In this mode, Stella can equip a weapon, some armor, and a special stone containing stat bonuses, such as more health and increased experience gain.
She also has several different Scouts the players can choose from to accompany her ascent up a giant tower; Stella recruits more and more helpers along the way.
You get to choose what area and which floor you would like for Stella to reach before escaping the tower with any equipment she has found. Scavenged equipment range from materials, items, new Plans, and more.
If Stella fails on her journey up the tower, she loses everything she is carrying and leaves the Scout stranded on that floor. It’s never dire though, since she usually obtains duplicates of items often and Scouts can learn a lot of the same passive abilities as the rest of their brethren.
Plus, you can put the Vita to rest and she continues her climb, so it’s always a good idea to send her off before quitting.
The combat remains largely the same. When your turn is up, you can control a party member around a set region to get them into position to attack an enemy in range.
Power, Break, and Rush-type moves are available to wear the enemy down. Power moves prioritize wearing an enemy's HP down, Break moves destroy their guard, and Rush increases SP regeneration by using a multi-hitting attack chains.
Oh, what’s that, you ask? Didn’t you used to use Rush attacks to increase the EXE Drive? Well, the developers found players abused that system in the earlier Re;Birth games - which is true - and did away with the entire gauge.
Now it’s a part of your SP bar and there’s no way to refill it without spamming the aforementioned Rush combo or using recovery items.
While I appreciate the developers trying to stop player abuse of these special abilities, as it made the games far too easy at times, V Generation swings in the opposite direction by making sure SP can be fairly hard to come by while in the midst of battle.
Sure, it adds an extra layer of strategy to combat, but more often than not I cursed under my breath having to manage something so tedious. This is especially true when SP is also tied into skills and a CPU’s HDD form.

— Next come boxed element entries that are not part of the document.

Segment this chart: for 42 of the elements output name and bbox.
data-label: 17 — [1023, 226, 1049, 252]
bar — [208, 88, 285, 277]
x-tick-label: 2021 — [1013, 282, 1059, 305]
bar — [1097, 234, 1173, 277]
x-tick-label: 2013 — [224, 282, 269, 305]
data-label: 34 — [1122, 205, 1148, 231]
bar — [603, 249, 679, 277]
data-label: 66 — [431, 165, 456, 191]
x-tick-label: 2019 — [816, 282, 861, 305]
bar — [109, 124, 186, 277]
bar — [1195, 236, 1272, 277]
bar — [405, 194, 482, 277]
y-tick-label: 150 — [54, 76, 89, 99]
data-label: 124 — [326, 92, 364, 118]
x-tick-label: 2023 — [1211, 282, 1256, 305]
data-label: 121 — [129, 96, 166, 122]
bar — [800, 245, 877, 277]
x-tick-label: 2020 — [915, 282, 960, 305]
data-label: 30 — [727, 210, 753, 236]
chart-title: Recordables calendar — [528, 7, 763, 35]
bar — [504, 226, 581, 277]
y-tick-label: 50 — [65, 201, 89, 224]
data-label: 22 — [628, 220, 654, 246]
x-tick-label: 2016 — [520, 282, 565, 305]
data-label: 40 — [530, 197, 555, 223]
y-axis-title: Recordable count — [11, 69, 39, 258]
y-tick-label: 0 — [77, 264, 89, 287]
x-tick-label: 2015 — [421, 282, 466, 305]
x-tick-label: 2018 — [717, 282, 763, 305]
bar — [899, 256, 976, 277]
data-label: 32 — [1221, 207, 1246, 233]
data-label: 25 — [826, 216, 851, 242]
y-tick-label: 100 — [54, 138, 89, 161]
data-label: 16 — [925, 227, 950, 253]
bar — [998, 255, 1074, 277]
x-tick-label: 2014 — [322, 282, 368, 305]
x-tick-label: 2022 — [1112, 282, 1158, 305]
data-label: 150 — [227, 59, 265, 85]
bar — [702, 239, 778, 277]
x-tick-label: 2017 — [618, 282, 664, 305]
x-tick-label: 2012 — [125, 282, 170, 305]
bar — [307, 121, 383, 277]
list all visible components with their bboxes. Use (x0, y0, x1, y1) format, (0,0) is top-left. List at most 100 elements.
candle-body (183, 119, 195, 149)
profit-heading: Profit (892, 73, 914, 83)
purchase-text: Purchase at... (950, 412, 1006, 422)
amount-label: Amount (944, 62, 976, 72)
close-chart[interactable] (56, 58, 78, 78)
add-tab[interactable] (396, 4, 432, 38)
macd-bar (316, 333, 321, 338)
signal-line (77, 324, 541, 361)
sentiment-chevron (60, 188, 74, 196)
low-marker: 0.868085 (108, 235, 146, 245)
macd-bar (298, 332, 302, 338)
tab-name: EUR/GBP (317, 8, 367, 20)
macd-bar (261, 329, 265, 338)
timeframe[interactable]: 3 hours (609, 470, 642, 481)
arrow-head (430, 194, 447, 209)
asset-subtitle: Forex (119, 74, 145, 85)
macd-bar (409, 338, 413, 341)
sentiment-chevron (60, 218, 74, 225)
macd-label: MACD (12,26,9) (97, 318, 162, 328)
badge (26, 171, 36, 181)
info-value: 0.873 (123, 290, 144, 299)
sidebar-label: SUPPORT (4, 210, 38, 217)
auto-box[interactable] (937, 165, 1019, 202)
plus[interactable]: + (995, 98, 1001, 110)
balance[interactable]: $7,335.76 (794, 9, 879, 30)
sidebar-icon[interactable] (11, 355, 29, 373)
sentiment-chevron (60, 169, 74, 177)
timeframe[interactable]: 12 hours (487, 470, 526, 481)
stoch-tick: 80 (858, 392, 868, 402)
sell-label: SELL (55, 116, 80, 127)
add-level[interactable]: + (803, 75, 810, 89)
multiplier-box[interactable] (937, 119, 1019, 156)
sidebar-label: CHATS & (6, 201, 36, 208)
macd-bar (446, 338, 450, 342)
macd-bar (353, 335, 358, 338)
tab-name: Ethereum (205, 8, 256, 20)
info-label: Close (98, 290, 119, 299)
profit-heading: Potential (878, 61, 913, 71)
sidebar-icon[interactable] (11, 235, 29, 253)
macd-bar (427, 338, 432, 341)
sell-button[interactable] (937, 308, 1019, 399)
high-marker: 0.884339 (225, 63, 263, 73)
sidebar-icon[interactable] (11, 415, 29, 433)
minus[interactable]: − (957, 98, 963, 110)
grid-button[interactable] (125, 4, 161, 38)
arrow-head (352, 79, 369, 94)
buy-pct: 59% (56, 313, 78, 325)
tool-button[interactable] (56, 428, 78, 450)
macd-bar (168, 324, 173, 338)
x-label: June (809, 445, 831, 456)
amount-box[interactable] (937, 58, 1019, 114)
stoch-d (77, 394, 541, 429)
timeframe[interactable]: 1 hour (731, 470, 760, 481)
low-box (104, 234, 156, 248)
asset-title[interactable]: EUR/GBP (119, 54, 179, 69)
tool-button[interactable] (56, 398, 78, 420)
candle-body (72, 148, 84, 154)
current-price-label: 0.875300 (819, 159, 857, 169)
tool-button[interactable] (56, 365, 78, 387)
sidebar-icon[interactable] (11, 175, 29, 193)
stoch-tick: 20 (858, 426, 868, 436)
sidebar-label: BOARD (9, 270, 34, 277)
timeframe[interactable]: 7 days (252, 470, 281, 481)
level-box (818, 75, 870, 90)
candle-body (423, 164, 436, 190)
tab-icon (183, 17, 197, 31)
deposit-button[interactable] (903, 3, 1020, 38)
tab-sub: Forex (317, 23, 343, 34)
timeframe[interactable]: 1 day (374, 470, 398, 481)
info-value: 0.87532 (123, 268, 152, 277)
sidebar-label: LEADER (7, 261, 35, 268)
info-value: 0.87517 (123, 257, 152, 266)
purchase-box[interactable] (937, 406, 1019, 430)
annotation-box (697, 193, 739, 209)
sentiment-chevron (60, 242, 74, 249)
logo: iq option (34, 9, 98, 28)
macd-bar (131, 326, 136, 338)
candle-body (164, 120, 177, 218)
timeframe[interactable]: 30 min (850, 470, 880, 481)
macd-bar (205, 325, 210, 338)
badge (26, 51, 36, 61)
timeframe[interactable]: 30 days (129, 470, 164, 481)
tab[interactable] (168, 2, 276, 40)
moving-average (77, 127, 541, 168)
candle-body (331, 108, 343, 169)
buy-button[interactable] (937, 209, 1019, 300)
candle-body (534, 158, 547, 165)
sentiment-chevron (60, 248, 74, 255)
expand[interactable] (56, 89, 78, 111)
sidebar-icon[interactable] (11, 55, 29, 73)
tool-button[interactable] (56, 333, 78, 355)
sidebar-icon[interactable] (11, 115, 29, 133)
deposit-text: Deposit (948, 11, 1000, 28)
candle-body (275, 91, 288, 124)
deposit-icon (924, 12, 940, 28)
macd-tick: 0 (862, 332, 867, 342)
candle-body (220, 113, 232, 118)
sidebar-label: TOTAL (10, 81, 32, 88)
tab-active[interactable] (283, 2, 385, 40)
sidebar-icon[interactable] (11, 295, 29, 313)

Aside from that, the combat has also been given a bit of a makeover. Party members can now add a fifth move to their combos, but here is where another fault lies with the game.

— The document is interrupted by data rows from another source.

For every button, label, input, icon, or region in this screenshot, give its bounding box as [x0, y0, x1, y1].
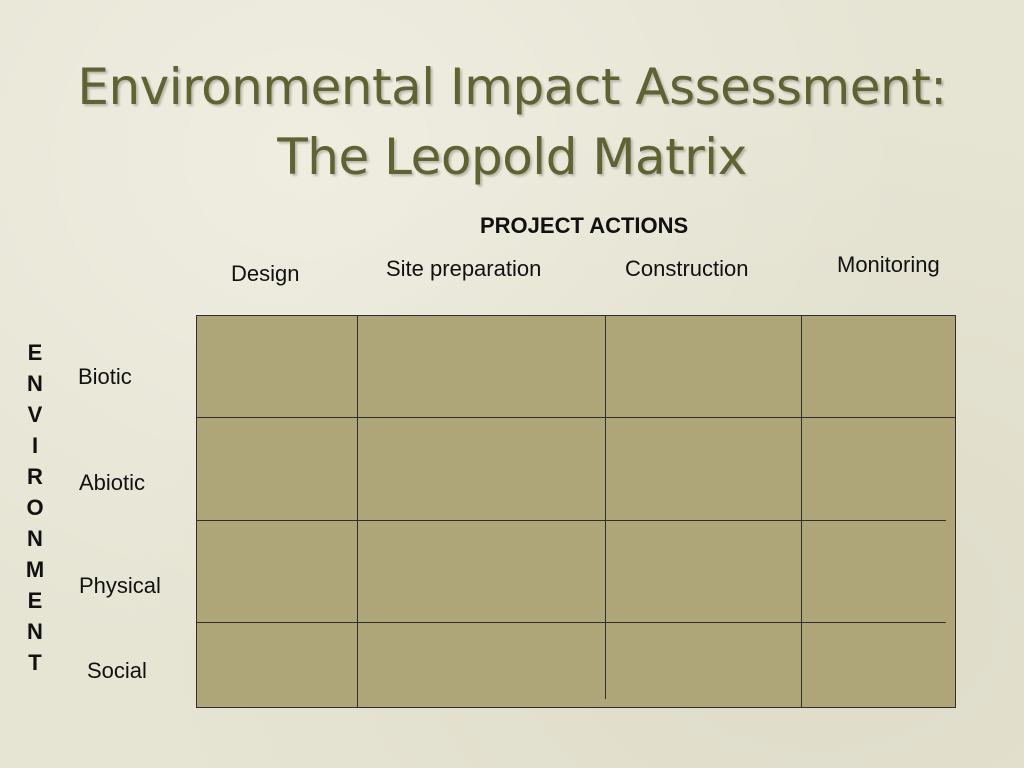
- environment-letter: E: [27, 588, 43, 613]
- row-header-abiotic: Abiotic: [79, 470, 146, 495]
- environment-letter: O: [26, 495, 44, 520]
- environment-letter: V: [27, 402, 43, 427]
- slide-title-line-1: Environmental Impact Assessment:: [77, 58, 947, 116]
- column-header-site-preparation: Site preparation: [386, 256, 542, 281]
- grid-line-top: [196, 315, 956, 316]
- column-header-design: Design: [231, 261, 300, 286]
- grid-line-row-2: [197, 520, 946, 521]
- environment-axis-label: E N V I R O N M E N T: [22, 337, 48, 678]
- environment-letter: M: [25, 557, 45, 582]
- grid-line-bottom: [196, 707, 956, 708]
- column-header-monitoring: Monitoring: [837, 252, 940, 277]
- row-header-biotic: Biotic: [78, 364, 132, 389]
- grid-line-row-1: [197, 417, 956, 418]
- row-header-social: Social: [87, 658, 147, 683]
- environment-letter: N: [27, 371, 43, 396]
- grid-line-col-2: [605, 316, 606, 699]
- grid-line-col-1: [357, 316, 358, 708]
- grid-line-row-3: [197, 622, 946, 623]
- matrix-fill: [197, 316, 956, 708]
- environment-letter: N: [27, 526, 43, 551]
- slide-title-line-2: The Leopold Matrix: [277, 128, 747, 186]
- grid-line-col-3: [801, 316, 802, 708]
- environment-letter: I: [31, 433, 39, 458]
- grid-line-right: [955, 315, 956, 708]
- column-header-construction: Construction: [625, 256, 749, 281]
- project-actions-heading: PROJECT ACTIONS: [480, 213, 689, 238]
- row-header-physical: Physical: [79, 573, 161, 598]
- environment-letter: T: [28, 650, 42, 675]
- environment-letter: E: [27, 340, 43, 365]
- grid-line-left: [196, 315, 197, 708]
- environment-letter: N: [27, 619, 43, 644]
- environment-letter: R: [27, 464, 43, 489]
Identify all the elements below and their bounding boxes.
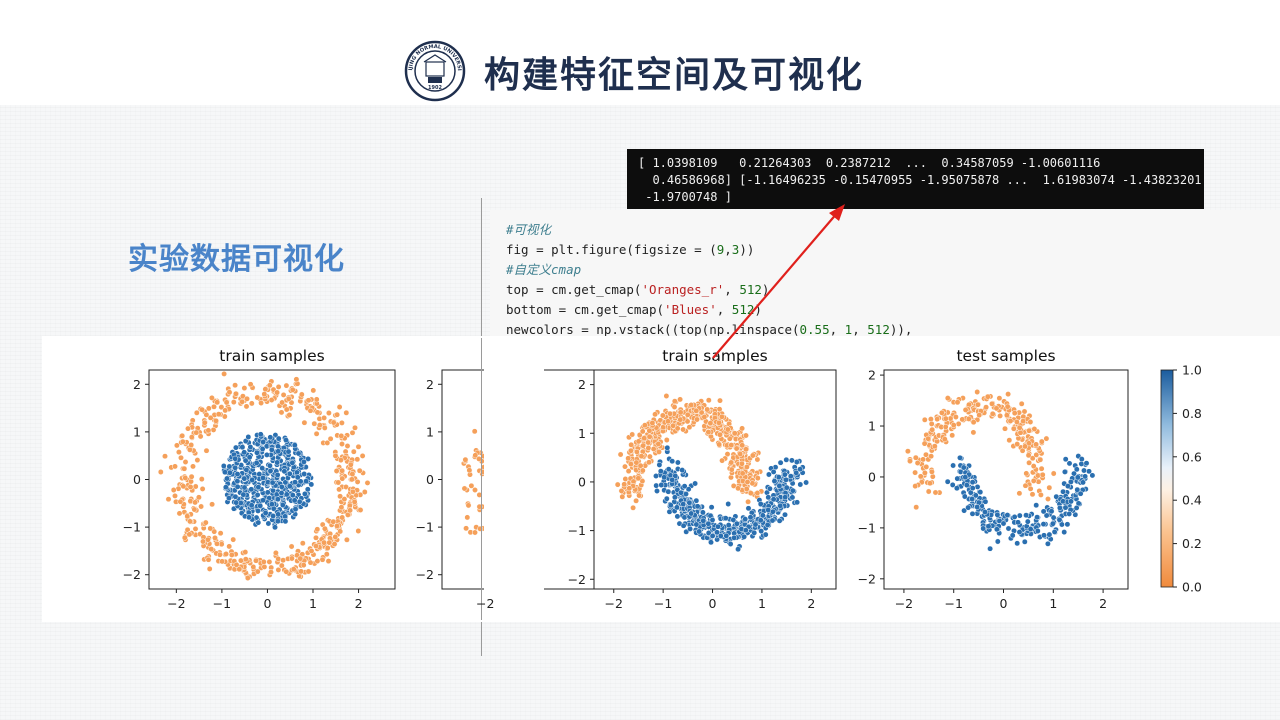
- code-block: #可视化 fig = plt.figure(figsize = (9,3)) #自定…: [506, 220, 912, 340]
- code-line: top = cm.get_cmap('Oranges_r', 512): [506, 282, 770, 297]
- svg-text:1902: 1902: [428, 85, 442, 91]
- slide-subtitle: 实验数据可视化: [128, 242, 345, 277]
- code-line: fig = plt.figure(figsize = (9,3)): [506, 242, 755, 257]
- university-seal-logo: BEIJING NORMAL UNIVERSITY 1902: [404, 40, 466, 102]
- scatter-figure: [42, 336, 1280, 622]
- slide-title: 构建特征空间及可视化: [484, 55, 865, 96]
- terminal-text: [ 1.0398109 0.21264303 0.2387212 ... 0.3…: [638, 155, 1202, 206]
- terminal-line: 0.46586968] [-1.16496235 -0.15470955 -1.…: [638, 173, 1202, 187]
- terminal-line: -1.9700748 ]: [638, 190, 732, 204]
- code-line: bottom = cm.get_cmap('Blues', 512): [506, 302, 762, 317]
- code-line: #自定义cmap: [506, 262, 582, 277]
- terminal-line: [ 1.0398109 0.21264303 0.2387212 ... 0.3…: [638, 156, 1101, 170]
- code-line: #可视化: [506, 222, 552, 237]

Plans are more closely tied into Challenges this time. Anyone who has played Victory remember the different in-game "achievements" you earned by performing tasks such as not taking damage for X number of battles or running for X number of meters.
Now you have to do it for every character to unlock specific plans for them, like unlocking that fifth combo move or increasing their parameters. This can be frustrating as it makes the Remake system out to be more of a gate for character progress and requires dozens of hours of time investment.
Otherwise, many of the same problems from the previous entries remain. Monster designs are recycled with a few additions. Combat can get somewhat repetitive and maps are reused constantly in which some of them reverse the direction that you approach it.
Another issue is the real lack of voiced dialogue heard throughout the game. Idea Factory has been real good up until this point of having a more vocal script, but it seems as barren here as it did in Victory.
Not that I still didn’t enjoy my time with V Generation. The characters are as appealing as they ever were, and the shenanigans that come up when CPUs of one dimension meet their own alternate self in the other is highly entertaining.
I also wasn’t that bothered by the changes that were made though the EXE Drive change left me agitated. The referential humor is still on point as well with even more jokes added this time.
The Neptunia Re;Birth series has done a lot to improve upon what were originally mediocre experiences. After having covered all the entries for RPG Site I have found a lot of appreciation for the series I didn’t have before.
Now that it’s out of the way, I hope Compile Heart and Idea Factory explore more original directions for their satirical cast of wonderful characters. I wouldn’t mind another tactical RPG myself.